With the 2024 elections approaching, we hope our union siblings throughout Illinois are paying attention. We hope they are watching how Speaker Welch treats unions when they don’t have the money to fund his war chest—or to help him hamstring his political opponents during the primary season. We hope they are considering what this means for them–and whether their trust in the Speaker is misplaced. We hope they are asking themselves whether Speaker Welch will be there for them if, someday, they should need him more than he needs them. The same goes for President Don Harmon. We encourage our union siblings to think long and hard, and to act accordingly.
We hope businesses and chambers of commerce see how Speaker Welch is comfortable telling them to work with unions while he does the opposite. We hope they see how his stance on unions suddenly changes the moment it is he who would be potentially inconvenienced, not just the “little people.” “Unions for thee but not for me.”
With the DNC fast approaching, it’s also perplexing that the Speaker is comfortable showing such blatant hypocrisy when it comes to unions, given the unequivocal support for the right of every worker to organize explicitly laid out in the Democratic Party platform. Time will tell whether the DNC is so comfortable saying one thing while doing another that this is who they feel should represent the Democratic Party in Chicago this summer.
Where does that leave us? Now that it’s clear that there’s nothing to be gained by following any “process” laid out by the Speaker’s office, we’re through bending over backwards to be cooperative and collegial. We have always maintained that no new law is required to enable us to unionize, and that the Workers’ Rights Amendment guarantees all workers in Illinois the right to organize and bargain through their chosen representatives. We now intend to exercise that right, with or without the Speaker’s cooperation and without waiting an additional year, or more, for another poison-pill “legal framework”. The Speaker had the chance to craft a framework with which he was comfortable, and squandered it. That ship has sailed.
A legislative staff union has been formed and will negotiate on behalf of willing legislative employees. It is only a question of when–and of how much unpleasantness must impede the people’s work before that can happen. That decision is entirely Speaker Welch’s to make, and we call on him to make it.
ILSA would have preferred that it not have come to this. We would have preferred for the Speaker and his aides to have had the maturity, character and integrity to deal with us openly and honestly. But, sadly, this has not been the case.

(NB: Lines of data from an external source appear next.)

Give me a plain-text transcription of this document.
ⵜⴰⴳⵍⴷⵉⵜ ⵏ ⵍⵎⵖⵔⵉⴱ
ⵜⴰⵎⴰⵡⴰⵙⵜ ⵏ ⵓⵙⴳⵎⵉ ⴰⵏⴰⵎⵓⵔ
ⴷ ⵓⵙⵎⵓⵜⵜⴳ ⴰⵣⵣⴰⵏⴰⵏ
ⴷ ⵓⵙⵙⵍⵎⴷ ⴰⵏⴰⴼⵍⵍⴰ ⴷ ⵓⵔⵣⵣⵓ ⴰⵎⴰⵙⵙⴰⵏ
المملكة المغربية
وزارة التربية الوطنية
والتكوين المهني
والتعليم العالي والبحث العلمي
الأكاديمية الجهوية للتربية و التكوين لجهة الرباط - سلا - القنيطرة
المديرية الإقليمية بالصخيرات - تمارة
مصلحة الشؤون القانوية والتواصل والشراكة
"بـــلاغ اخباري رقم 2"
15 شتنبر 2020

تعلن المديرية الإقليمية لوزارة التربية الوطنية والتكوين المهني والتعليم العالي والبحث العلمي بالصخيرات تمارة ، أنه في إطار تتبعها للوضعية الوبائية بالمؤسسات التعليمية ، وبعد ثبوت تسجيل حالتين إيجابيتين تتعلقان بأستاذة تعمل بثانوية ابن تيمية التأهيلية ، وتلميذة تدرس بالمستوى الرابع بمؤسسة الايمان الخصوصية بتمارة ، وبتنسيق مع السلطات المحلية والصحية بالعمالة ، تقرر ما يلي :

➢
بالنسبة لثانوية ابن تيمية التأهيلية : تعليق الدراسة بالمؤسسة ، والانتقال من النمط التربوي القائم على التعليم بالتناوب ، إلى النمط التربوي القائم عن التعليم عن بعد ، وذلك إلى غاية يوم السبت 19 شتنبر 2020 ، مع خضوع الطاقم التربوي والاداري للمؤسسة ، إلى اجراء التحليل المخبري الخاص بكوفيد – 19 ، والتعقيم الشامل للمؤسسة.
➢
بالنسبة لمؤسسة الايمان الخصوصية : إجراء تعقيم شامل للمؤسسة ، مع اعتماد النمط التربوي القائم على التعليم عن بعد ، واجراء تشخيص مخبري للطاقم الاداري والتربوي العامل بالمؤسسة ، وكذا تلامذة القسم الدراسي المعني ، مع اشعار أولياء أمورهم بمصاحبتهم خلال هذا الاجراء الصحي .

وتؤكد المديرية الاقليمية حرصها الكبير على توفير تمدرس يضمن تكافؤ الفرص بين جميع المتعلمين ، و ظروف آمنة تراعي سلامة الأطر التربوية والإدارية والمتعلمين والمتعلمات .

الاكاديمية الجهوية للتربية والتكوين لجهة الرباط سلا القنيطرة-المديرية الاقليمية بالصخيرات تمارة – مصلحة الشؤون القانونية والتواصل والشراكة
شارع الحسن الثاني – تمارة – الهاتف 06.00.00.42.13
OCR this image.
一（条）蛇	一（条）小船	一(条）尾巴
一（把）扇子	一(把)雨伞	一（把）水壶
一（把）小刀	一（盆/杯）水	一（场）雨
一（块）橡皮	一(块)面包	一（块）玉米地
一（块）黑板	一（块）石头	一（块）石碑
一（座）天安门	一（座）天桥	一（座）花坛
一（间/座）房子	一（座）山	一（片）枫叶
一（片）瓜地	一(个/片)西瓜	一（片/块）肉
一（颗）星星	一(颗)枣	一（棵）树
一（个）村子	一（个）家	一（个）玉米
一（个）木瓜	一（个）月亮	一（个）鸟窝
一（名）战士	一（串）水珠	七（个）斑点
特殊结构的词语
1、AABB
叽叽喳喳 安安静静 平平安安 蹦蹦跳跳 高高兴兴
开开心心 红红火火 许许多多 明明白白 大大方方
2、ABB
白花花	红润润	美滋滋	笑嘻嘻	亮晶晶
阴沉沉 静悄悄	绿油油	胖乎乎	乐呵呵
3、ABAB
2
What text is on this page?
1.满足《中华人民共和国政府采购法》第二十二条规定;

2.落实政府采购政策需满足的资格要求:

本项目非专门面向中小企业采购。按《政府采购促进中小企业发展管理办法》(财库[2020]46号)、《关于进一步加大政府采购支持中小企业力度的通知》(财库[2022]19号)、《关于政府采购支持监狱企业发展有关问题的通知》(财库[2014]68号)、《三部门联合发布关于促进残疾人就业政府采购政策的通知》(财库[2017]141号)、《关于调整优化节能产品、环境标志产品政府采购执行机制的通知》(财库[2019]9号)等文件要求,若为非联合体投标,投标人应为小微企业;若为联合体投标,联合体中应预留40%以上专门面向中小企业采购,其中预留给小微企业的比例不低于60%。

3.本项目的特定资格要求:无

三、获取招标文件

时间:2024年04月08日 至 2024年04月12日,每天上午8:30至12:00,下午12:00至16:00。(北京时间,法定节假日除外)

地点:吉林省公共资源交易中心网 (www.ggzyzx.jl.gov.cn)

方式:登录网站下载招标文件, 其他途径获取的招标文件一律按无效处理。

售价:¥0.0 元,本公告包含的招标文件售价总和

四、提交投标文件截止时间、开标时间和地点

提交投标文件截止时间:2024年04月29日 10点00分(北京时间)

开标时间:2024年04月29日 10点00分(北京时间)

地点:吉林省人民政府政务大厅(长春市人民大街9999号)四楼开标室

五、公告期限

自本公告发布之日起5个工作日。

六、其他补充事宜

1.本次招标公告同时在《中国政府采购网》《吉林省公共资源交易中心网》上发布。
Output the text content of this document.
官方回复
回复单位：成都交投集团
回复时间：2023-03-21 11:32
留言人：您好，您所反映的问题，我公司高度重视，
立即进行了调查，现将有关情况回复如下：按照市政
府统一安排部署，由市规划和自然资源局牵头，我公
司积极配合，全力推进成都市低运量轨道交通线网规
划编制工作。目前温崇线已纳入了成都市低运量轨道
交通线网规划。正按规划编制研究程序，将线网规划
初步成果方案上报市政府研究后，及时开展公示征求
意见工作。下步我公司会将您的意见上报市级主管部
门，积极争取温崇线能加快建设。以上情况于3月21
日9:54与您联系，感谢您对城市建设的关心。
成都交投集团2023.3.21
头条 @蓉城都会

Speaker Welch should put aside his misguided, union busting policies and voluntarily recognize ILSA’s proposed bargaining unit or hold an election administered by an impartial third party.
Regardless of the Speaker’s decision, ILSA will continue to fight until our rights are taken seriously. If Speaker Welch thought that charades and delaying tactics would put this behind him, then he is about to discover that he has been mistaken.
The people of Illinois deserve a government that embodies the principles it advocates, that conducts itself with integrity and that can effectively serve its constituents. Speaker Welch and President Harmon are not living up to that standard.
We are the Illinois Legislative Staff Association. We’ve said before that we are not giving up or going away. We will not be intimidated. We will not be dismissed. We will not be ignored.